Small banks can compete through niche marketing online

Tuesday, March 22, 2005

Erie, Pa. -- Small community banks can still compete with large banks by catering to local customers with local needs and interests, a Penn State expert says.

Larger banks are being increasingly compelled, through acquisition or merger, to furnish full spectrum services that include investment counseling and money management, says Peter B. Southard, assistant professor of management in the Sam and Irene Black School of Business at Penn State Erie, The Behrend College.

High-profile banks will continue to develop new technologies in offering their services -- informational, administrative and transactional -- in a single package. In the process, the big banks will promote the use of wireless communication and mobile banking and make e-banking even more commonplace.

While small community banks can never command the resources available to large banks, they still have access to niche markets, according to Southard. In competing with the megabanks, community banks can serve their immediate customers by providing specific links to information about the community and local businesses. These services bind the customer, the bank, and the local community together in ways that large banks cannot.

Southard and Keng Siau, associate professor of management at the University of Nebraska, are co-authors of the article, "A Survey of Online E-Banking Retail Initiatives," in a recent issue of the journal, Communications of the ACM (Association for Computing Machinery).

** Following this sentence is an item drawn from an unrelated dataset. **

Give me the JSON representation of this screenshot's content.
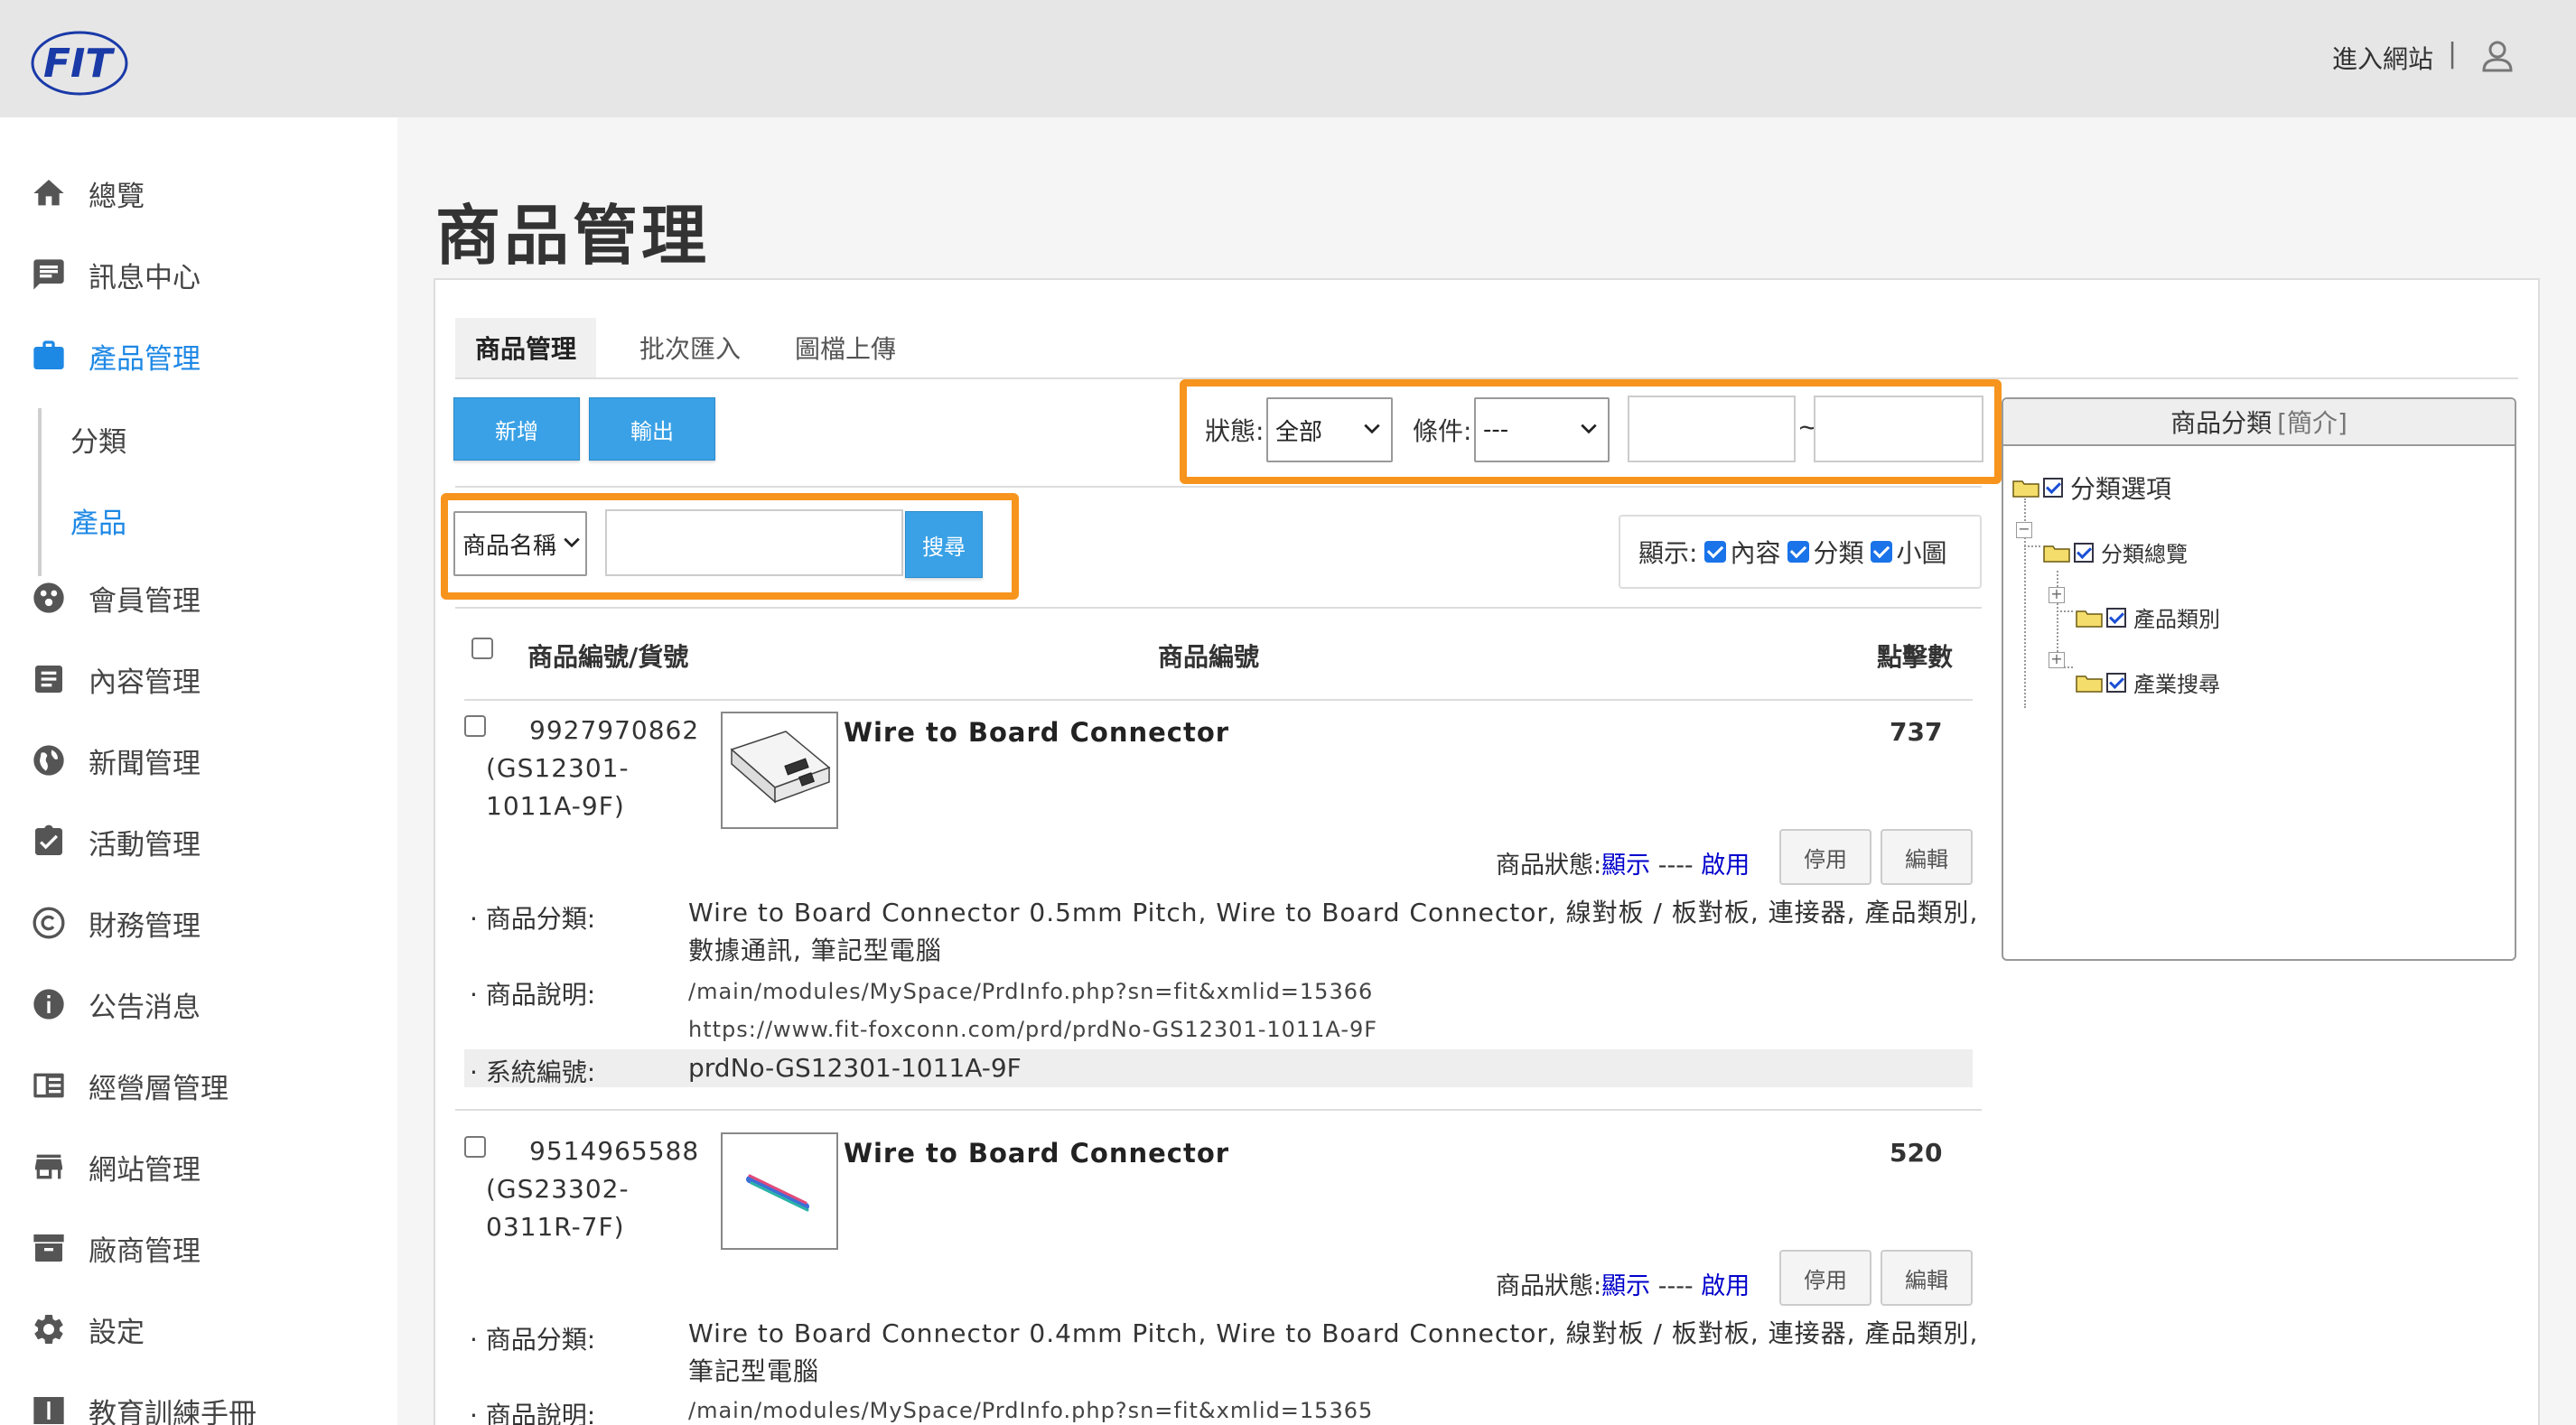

The researchers examined data on the five largest banks in the United States, as determined by the Federal Deposit Insurance Corporation (FDIC), and five banks from the community-banking sector selected at random. They then reviewed the websites of these 10 banks for content and features.

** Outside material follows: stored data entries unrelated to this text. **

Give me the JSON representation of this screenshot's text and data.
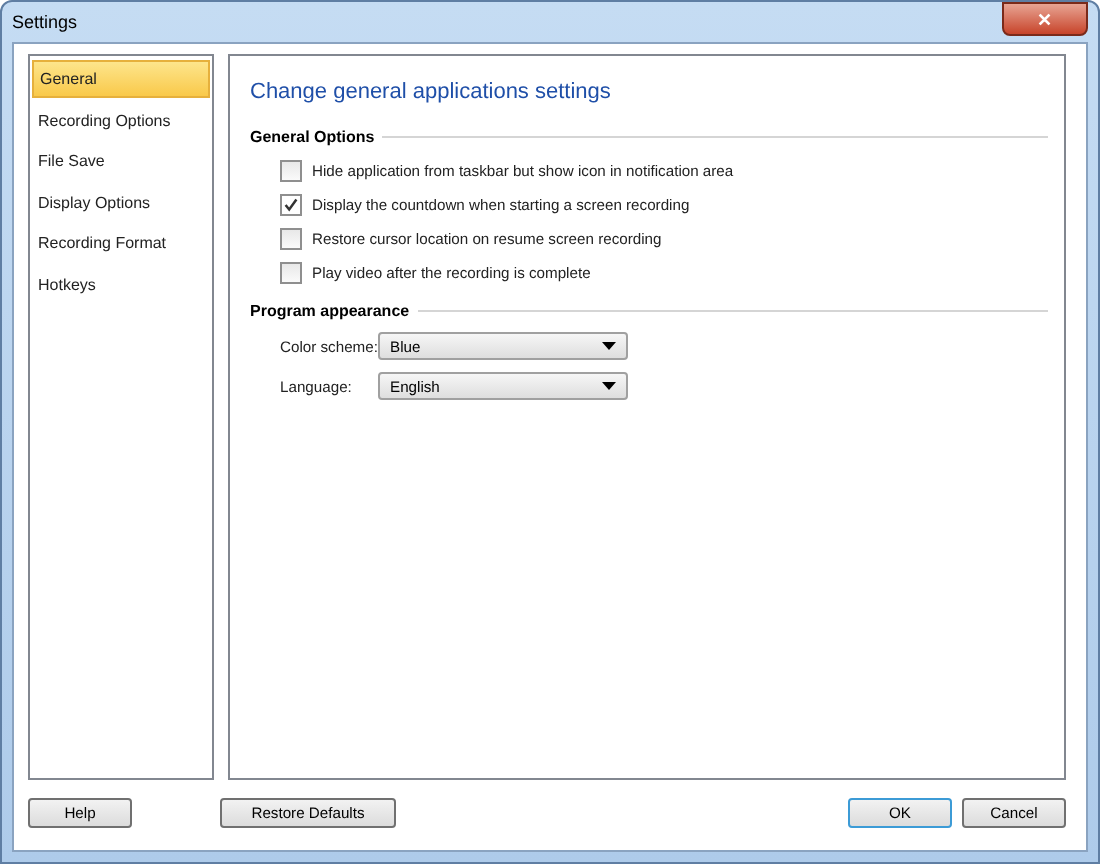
{
  "window": {
    "title": "Settings",
    "close": "✕"
  },
  "sidebar": {
    "items": [
      {
        "label": "General",
        "selected": true
      },
      {
        "label": "Recording Options",
        "selected": false
      },
      {
        "label": "File Save",
        "selected": false
      },
      {
        "label": "Display Options",
        "selected": false
      },
      {
        "label": "Recording Format",
        "selected": false
      },
      {
        "label": "Hotkeys",
        "selected": false
      }
    ]
  },
  "panel": {
    "heading": "Change general applications settings",
    "general_options": {
      "title": "General Options",
      "options": [
        {
          "label": "Hide application from taskbar but show icon in notification area",
          "checked": false
        },
        {
          "label": "Display the countdown when starting a screen recording",
          "checked": true
        },
        {
          "label": "Restore cursor location on resume screen recording",
          "checked": false
        },
        {
          "label": "Play video after the recording is complete",
          "checked": false
        }
      ]
    },
    "program_appearance": {
      "title": "Program appearance",
      "fields": [
        {
          "label": "Color scheme:",
          "value": "Blue"
        },
        {
          "label": "Language:",
          "value": "English"
        }
      ]
    }
  },
  "buttons": {
    "help": "Help",
    "restore": "Restore Defaults",
    "ok": "OK",
    "cancel": "Cancel"
  }
}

The abundance of options offered by mega-banks may not necessarily be an advantage in serving smaller, semi-rural communities, Southard says. Even with the added feature of a search function, the national bank Web sites tend to seem more muddled and perplexing than those of the community banks because of the extra information and services, the researchers found.

"There will continue to be, in least in the foreseeable future, a need for brick-and-mortar facilities," Southard says. "The current generations of customers still require, in human terms, the personal contact provided by face-to-face contact so, while e-banking will continue to grow, customers still need to know there is a human face behind the screen. In addition, there are still some functions of the bank -- cash withdrawals, safety deposit boxes and other legal functions -- that require a physical facility and personnel."

However, the researchers' data make clear that both mega-banks and institutions that specialize in niche banking have to rely increasing on e-banking to maintain their competitive edge. Failure to do so will place both, to use the researchers' terminology, in the "area of oblivion."